Consistency checks that affect outcomes
Even when all inputs are present and numeric, inconsistent structure can change outputs:
- Date alignment: if your spreadsheet uses a “support start date” but other dates (like filing/service or another timeline date) fall earlier, timeline-driven sections may compute in an unexpected way.
- Term/frequency mismatches: mixing “month,” “year,” and “weekly” without consistent conversion can create incorrect totals. If the checker detects likely frequency conversion issues, it warns you.

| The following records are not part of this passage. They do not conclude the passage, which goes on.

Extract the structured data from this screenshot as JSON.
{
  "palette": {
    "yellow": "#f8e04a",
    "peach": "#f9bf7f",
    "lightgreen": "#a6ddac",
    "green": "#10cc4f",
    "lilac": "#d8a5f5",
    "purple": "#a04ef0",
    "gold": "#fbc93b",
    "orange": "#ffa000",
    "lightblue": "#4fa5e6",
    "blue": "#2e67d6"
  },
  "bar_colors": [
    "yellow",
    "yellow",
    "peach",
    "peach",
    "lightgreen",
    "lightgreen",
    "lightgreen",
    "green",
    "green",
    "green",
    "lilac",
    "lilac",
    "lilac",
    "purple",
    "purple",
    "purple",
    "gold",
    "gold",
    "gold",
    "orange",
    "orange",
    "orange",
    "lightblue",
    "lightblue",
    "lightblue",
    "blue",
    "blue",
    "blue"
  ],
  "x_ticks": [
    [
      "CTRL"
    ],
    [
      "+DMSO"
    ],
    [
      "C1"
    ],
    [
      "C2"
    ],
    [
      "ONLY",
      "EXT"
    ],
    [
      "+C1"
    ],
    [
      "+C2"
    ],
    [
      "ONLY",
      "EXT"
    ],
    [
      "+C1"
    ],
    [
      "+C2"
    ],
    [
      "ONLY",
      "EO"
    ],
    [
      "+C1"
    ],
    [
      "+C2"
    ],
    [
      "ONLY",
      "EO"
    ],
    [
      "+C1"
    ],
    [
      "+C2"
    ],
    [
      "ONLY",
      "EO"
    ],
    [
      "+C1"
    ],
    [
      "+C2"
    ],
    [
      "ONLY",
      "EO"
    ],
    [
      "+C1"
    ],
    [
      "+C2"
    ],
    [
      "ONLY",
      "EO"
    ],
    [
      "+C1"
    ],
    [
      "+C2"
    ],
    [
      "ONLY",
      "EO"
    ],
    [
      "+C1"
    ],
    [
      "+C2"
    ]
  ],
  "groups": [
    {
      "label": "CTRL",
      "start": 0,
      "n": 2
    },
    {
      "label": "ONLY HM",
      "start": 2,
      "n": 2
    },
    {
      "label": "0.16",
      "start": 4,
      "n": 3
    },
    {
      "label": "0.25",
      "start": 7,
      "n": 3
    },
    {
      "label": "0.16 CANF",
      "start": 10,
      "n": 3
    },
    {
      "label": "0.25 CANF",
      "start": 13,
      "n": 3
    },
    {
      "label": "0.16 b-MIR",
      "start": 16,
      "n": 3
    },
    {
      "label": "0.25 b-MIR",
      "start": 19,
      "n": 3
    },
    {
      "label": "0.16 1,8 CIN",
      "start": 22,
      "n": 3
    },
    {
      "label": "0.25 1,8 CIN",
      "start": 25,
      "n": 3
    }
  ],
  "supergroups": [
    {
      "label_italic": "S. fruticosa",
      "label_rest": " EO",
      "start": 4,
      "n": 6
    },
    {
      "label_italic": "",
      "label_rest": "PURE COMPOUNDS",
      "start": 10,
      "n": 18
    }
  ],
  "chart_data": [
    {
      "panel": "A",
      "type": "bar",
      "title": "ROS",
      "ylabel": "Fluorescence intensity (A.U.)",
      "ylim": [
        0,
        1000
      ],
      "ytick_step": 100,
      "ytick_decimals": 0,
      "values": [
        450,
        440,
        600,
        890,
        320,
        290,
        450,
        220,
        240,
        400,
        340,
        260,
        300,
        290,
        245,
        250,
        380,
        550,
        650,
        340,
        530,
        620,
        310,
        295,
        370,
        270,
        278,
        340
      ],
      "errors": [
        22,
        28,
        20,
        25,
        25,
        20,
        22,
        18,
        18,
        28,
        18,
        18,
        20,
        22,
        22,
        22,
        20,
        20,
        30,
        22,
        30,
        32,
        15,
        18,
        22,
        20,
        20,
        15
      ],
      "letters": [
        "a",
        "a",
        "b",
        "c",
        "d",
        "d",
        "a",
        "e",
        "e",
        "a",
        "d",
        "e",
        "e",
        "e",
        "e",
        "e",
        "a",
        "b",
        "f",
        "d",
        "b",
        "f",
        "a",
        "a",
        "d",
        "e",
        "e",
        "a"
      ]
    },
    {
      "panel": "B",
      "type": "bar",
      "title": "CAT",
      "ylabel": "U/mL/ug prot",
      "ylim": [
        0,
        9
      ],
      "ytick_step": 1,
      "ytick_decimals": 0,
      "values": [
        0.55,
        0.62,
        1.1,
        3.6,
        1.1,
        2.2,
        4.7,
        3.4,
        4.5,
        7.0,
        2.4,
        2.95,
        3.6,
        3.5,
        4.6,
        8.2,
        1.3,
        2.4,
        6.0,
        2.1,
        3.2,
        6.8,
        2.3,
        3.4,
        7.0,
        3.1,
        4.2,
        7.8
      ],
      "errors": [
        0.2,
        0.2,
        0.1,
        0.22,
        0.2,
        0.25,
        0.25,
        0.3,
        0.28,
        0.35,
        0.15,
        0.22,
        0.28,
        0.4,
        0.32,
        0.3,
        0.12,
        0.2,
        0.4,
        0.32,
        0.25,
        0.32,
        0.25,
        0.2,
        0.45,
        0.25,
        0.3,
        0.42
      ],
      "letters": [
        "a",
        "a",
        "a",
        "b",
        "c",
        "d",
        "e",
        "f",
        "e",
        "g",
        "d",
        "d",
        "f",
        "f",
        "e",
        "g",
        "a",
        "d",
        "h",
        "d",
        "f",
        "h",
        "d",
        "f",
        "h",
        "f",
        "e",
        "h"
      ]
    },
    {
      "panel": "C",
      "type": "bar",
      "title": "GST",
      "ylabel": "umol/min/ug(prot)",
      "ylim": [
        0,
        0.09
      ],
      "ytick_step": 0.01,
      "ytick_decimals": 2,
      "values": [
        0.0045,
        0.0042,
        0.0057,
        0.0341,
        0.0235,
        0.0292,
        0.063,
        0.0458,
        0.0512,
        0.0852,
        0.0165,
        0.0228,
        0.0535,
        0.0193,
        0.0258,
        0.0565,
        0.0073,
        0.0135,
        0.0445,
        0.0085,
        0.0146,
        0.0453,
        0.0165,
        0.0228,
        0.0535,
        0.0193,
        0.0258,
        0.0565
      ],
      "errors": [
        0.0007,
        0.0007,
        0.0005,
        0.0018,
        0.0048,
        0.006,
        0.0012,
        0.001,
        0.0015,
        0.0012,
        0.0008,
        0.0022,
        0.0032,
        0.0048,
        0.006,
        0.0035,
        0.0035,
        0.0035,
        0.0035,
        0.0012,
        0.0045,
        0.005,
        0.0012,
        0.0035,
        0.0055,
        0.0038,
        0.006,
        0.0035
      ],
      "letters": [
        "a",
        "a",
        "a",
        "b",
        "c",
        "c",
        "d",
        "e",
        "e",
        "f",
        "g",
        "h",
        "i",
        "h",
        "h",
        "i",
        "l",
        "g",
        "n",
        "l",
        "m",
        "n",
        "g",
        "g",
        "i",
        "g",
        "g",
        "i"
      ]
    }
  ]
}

- Multiple-party data conflicts: for example, income entered for one parent but expenses allocated to the other due to column swapping or row shifts.
Quick “fail” signals
If any of the following occur, the spreadsheet checker will typically warn you (or may refuse to run, depending on how the inputs are provided):
- A key date is blank
- A required number field is empty
- The limitation timeline appears stale/outside the 3-year default period
- A frequency conversion looks off (weekly vs monthly)
When to run it
Treat the spreadsheet checker as a pre-flight step. Run it early enough to catch issues before you rely on output figures that may look plausible but are based on incorrect assumptions.
Best times to run it in a Montana workflow:
- Before your first run of the DocketMath alimony-child-support calculator
This helps catch missing fields and unit errors before they get “baked into” results. - After every major spreadsheet change
Examples: updating income figures, changing support start dates, or revising time-sharing/custody inputs. - When copying data across versions
If you move rows, paste from another sheet, or regenerate from another source, run the checker immediately to reduce column drift risk. - When dates are involved
Because the checker uses the general/default 3-year SOL from Mont. Code Ann. § 27-2-102(3), rerun it whenever your spreadsheet’s relevant timeline dates change.
What the SOL timing check means in practice
If your spreadsheet includes a relevant date range that appears to exceed the 3-year default rule, the checker flags the timeline.
Warning: A limitations-period flag doesn’t automatically decide any real-world dispute outcome. It simply indicates your spreadsheet’s timeline inputs may conflict with the general/default 3-year SOL referenced by § 27-2-102(3).
Try the checker
You can test the workflow quickly using the DocketMath tool. Focus on validating the spreadsheet checker step before you review computed support amounts.
- Open the calculator: **Alimony/Child Support Calculator
- Choose/enter Montana inputs for your scenario.
- Provide or upload your spreadsheet values so the checker can validate:
- numeric formatting
- date alignment
- frequency consistency
- the general 3-year SOL check logic tied to **Mont. Code Ann. § 27-2-102(3)
Input-output behavior (what changes when the checker finds issues)
Use this checklist to predict how problems may surface:
| If the checker finds… | What you’ll see next | What to fix |
|---|---|---|
| A date is missing | The run pauses or output sections are incomplete | Enter the missing date field(s) |
| A number is in text form | Warnings about parsing or incorrect calculations | Convert to plain numbers (e.g., 1200 not "$1,200") |
| Frequency mismatch (weekly vs monthly) | Outputs look unusually high/low or are flagged | Standardize to the worksheet’s expected frequency |
| SOL timeline appears beyond the default | A SOL-related warning appears | Confirm the relevant start/end dates used in your sheet |
A fast “sanity check” you can do right now
Before running the calculator, scan your sheet for these three items:
- Are all money amounts in the expected frequency (for example, monthly)?
- Do you have exactly one support start date concept populated (avoid competing start dates)?
- Does your spreadsheet’s date window reasonably fall within 3 years (the default rule under Mont. Code Ann. § 27-2-102(3))?
Pitfall: Spreadsheet checkers only validate what you give them. If your sheet uses the wrong “start date” concept (for example, a date unrelated to the timeline range you intended to analyze), the checker may pass while your results still reflect an unintended interpretation.